On a scale from 1-10 :

  • How confident do you feel the presenter was
  • How often do you feel like the presentations you attend was affected by the presenter lack of confidence
  • How confident are you in delivering a presentation assuming you got a minimum of 5 working days to prepare


a list of expectation per course in the form of critical behaviours and leading indicators

Recommendations for drivers

Manager’s manual for capture stage

3.     Align

Running the results of the previous stage by the stakeholder for alignment, roles clarifying and set the change levels.

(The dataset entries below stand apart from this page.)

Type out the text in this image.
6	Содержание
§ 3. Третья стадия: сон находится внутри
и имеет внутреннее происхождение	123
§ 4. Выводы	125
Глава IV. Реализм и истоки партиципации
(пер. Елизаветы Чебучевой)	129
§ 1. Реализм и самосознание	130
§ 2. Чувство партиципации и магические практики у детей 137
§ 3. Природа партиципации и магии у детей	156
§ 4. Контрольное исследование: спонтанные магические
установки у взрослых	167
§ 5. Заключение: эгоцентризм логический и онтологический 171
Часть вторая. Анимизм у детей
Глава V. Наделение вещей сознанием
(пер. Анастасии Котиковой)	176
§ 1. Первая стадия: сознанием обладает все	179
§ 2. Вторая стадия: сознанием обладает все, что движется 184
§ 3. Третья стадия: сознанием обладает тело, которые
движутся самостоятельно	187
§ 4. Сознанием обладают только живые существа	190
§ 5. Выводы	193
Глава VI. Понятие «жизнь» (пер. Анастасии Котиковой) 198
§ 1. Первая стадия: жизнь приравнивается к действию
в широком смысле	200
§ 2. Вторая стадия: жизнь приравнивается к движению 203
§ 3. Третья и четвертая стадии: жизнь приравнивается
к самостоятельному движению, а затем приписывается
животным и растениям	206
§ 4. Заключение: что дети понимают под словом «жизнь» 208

  • Communicate the results of current levels of critical behaviours and leading indicators to key stakeholder
  • Align on the required drivers and the roles of learners, line manager and key stakeholders post training to capture the information
  • Have a discussion on the expected level after the training journey and would they affect the learning implementation
  • Align on the timeline for post training data collection (15,30,60,90 days)

4.     Design and Deliver

Tailoring the design and the delivery to achieve the expected results and empower transfer of learning to the workplace

  • Deign or adjust the learning experience
  • The Trainer then customises the content, to include some tools / case studies that may help address these challenges
  • Deliver learning
  • Use the same language gathered from learners
  • Focus on relevant examples to empower transfer of learning
  • Action plan, Designed in a way to make the participants accountable for implementing the learning, and can be shared with their line managers to follow up as part of their PDP’s
  • Measure Learning

 Kirckpatric levels 1 and 2 during the training event to use as a base for tracking:

  • Feedback
  • Pre / Post Knowledge Test
    • Provide and communicate means:

For the Capture stage introduce the tools during the training and train on it if needed. Example: a survey , action tracker, form

5.     Capture and Report

Using the same data collection method from the second phase to capture the change in critical behaviours post training solutions.

  • Monitor and adjust

Use the same data collection method from (2.4- Set Benchmark) to capture information post training. 15,30,60 days after the training
Make any adjustments if needed especially in the required drivers

  • Report

 On comparisons of each of the indicators before and after.
Output: Issue report with the Expectations



The blog post  discusses the concept of Return on Expectations (ROE) as a growing trend in many organizations. ROE is gaining popularity among talent development professionals for several reasons. It emphasizes starting with the end in mind and involves considering the results early on in the design analysis phase. Compared to other evaluation models like ROI, ROE is cost-effective as it aligns with common activities during the analysis and follow-up phases of a learning function. It also promotes early buy-in from stakeholders, line managers, and learners by gathering their expectations, adding value to the process and increasing engagement. The ROE process requires full engagement from business stakeholders, especially when triggered by an external provider. The process consists of suggested stages such as gathering expectations, deciding critical behaviors and leading indicators, aligning with stakeholders, designing and delivering tailored learning experiences, and capturing and reporting on the results. This model and process is something I put together after researching and lot's of trial and error. I appreciate input and feedback from like minded professionals.